Dafür sehen wir in fast jedem Ort eine relativ große Lagerhalle, mal aus Wellblech mal aus Stein gemauert mit Hinweisschildern von US-AID oder WFP. In zwei Hallen durften bzw. konnten wir hineinsehen. Bis unters Dach voll mit Weizensäcken und Speiseöl aus den USA.
Auf den Pisten begegnen wir zahlreichen Lastwagen ebenfalls voll bepackt mit weißen Säcken mit der Aufschrift US-AID.
Im Cafe lernen wir einen Mann kennen, der sich von allen anderen dadurch unterscheidet, dass er uns nicht anbettelt. Zudem spricht er passables Englisch und er klärt uns auf: „1983 gab es eine Hungersnot, es war eine Katastrophe. Canada und USA haben uns damals geholfen. Ohne die Lebensmittellieferungen wären wir alle verreckt. Seitdem bekommen wir jedes Jahr Lieferungen. Die Lagerhallen sind immer voll. Das ist gut, denn wir haben jetzt keine Angst mehr vor dem Hunger.“
Was er nicht erwähnt ist, dass viele sich inzwischen so sehr auf die jährlichen Lieferungen und die immer vollen Lagerhallen verlassen, dass sie an der harten Feldarbeit und der Eigenversorgung das Interesse verlieren und der Kreis beginnt sich zu drehen.

Aber wer hat Interesse am Hunger?

Aber es gibt auch ein paar, die am Hunger verdienen, z.B. der Präsident von Äthiopien. Alle Hilfslieferungen müssen mit der staatlichen Transportgesellschaft transportiert werden, die etwa 30 % höhere Preise berechnet als private Transporteure es tun. Proteste der größten Geber, der amerikanischen Hilfsgesellschaft hört man keine, denn der Präsident frisst den Amerikanern im wahrsten Sinne des Wortes aus der Hand.
Braucht die USA Manpower, sprich Soldaten, im Süden Sudans, um sich Zugang zu den Ölquellen zu verschaffen, kommen diese aus Äthiopien. Nicht auszudenken, wenn der äthiopische Bauer plötzlich sein Feld bestellen würde. Der Präsident könnte sich nicht an den Hilfslieferungen bereichern und die USA hätten kein Druckmittel mehr. Also der Hunger in Äthiopien muss sein, es hungert ja keiner wirklich.

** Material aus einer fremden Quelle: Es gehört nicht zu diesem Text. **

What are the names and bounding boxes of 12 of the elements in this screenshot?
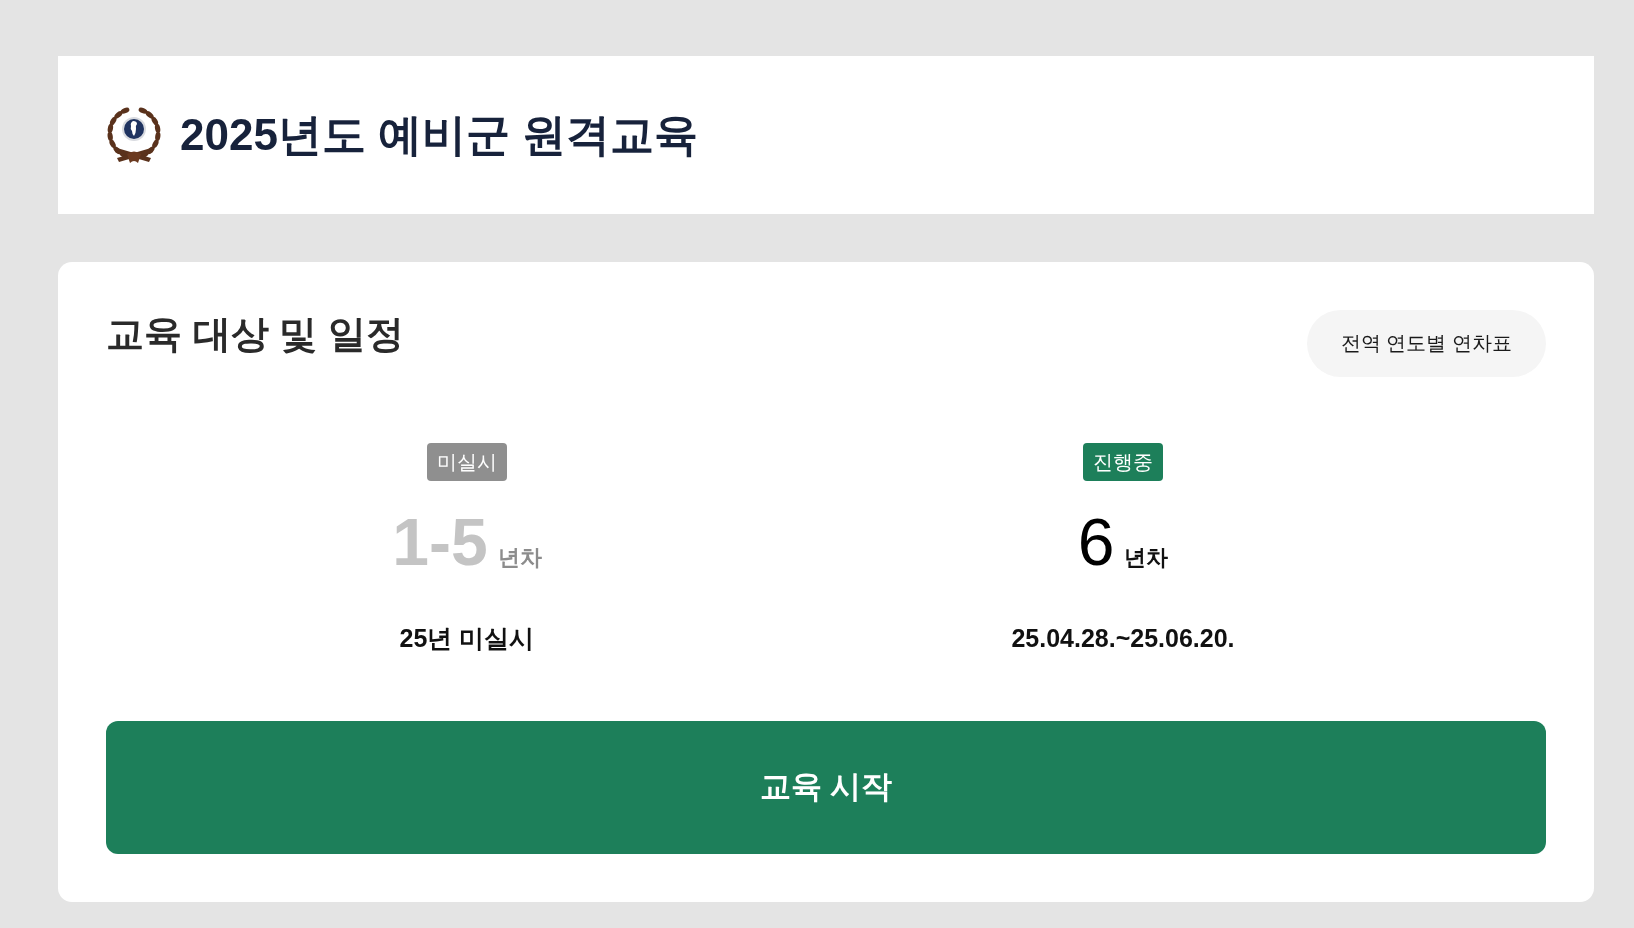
status-badge: 진행중 xyxy=(1083,443,1163,481)
start-button[interactable]: 교육 시작 xyxy=(106,720,1546,854)
period-text: 25년 미실시 xyxy=(399,623,535,654)
year-number: 1-5 xyxy=(392,509,488,575)
section-heading: 교육 대상 및 일정 xyxy=(106,312,404,357)
year-unit: 년차 xyxy=(1124,544,1169,572)
period-text: 25.04.28.~25.06.20. xyxy=(1011,623,1235,654)
status-badge: 미실시 xyxy=(427,443,507,481)
year-unit: 년차 xyxy=(497,544,542,572)
page-title: 2025년도 예비군 원격교육 xyxy=(180,108,699,161)
year-number: 6 xyxy=(1077,509,1115,575)
year-chart-button[interactable]: 전역 연도별 연차표 xyxy=(1306,310,1546,377)
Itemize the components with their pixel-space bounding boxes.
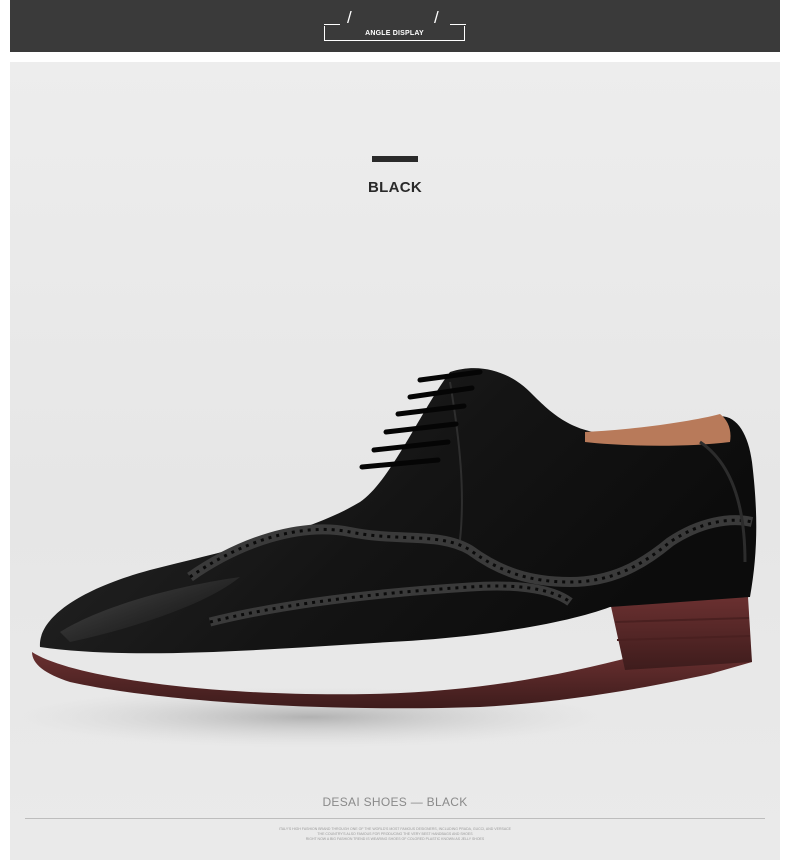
shoe-heel	[610, 597, 752, 670]
fine-print-line-2: THE COUNTRY'S ALSO FAMOUS FOR PRODUCING …	[317, 832, 473, 836]
header-line-right	[450, 24, 466, 25]
header-slash-left: /	[347, 8, 352, 27]
header-slash-right: /	[434, 8, 439, 27]
shoe-image	[10, 368, 757, 747]
product-photo: BLACK DESAI SHOES — BLACK ITALY'S HIGH F…	[10, 62, 780, 860]
fine-print-line-1: ITALY'S HIGH FASHION BRAND THROUGH ONE O…	[278, 827, 512, 831]
product-caption: DESAI SHOES — BLACK	[322, 795, 468, 809]
header-line-left	[324, 24, 340, 25]
angle-display-header: / / ANGLE DISPLAY	[10, 0, 780, 52]
shoe-lining	[585, 414, 731, 446]
angle-display-label: ANGLE DISPLAY	[365, 30, 424, 37]
fine-print-line-3: RIGHT NOW A BIG FASHION TREND IS WEARING…	[305, 837, 485, 841]
footer-divider	[25, 818, 765, 819]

Burkhard Koch reiste im Alter von 15 Jahren mit dem Fahrrad und Schlafsack frei durch Deutschland. Die Reiseleidenschaft wurde perfektioniert. Heute reist er ständig mit seiner Frau Sabine und einem Allrad-Lkw. Burkhard Koch schreibt für verschiedene Zeitschriften und Magazine.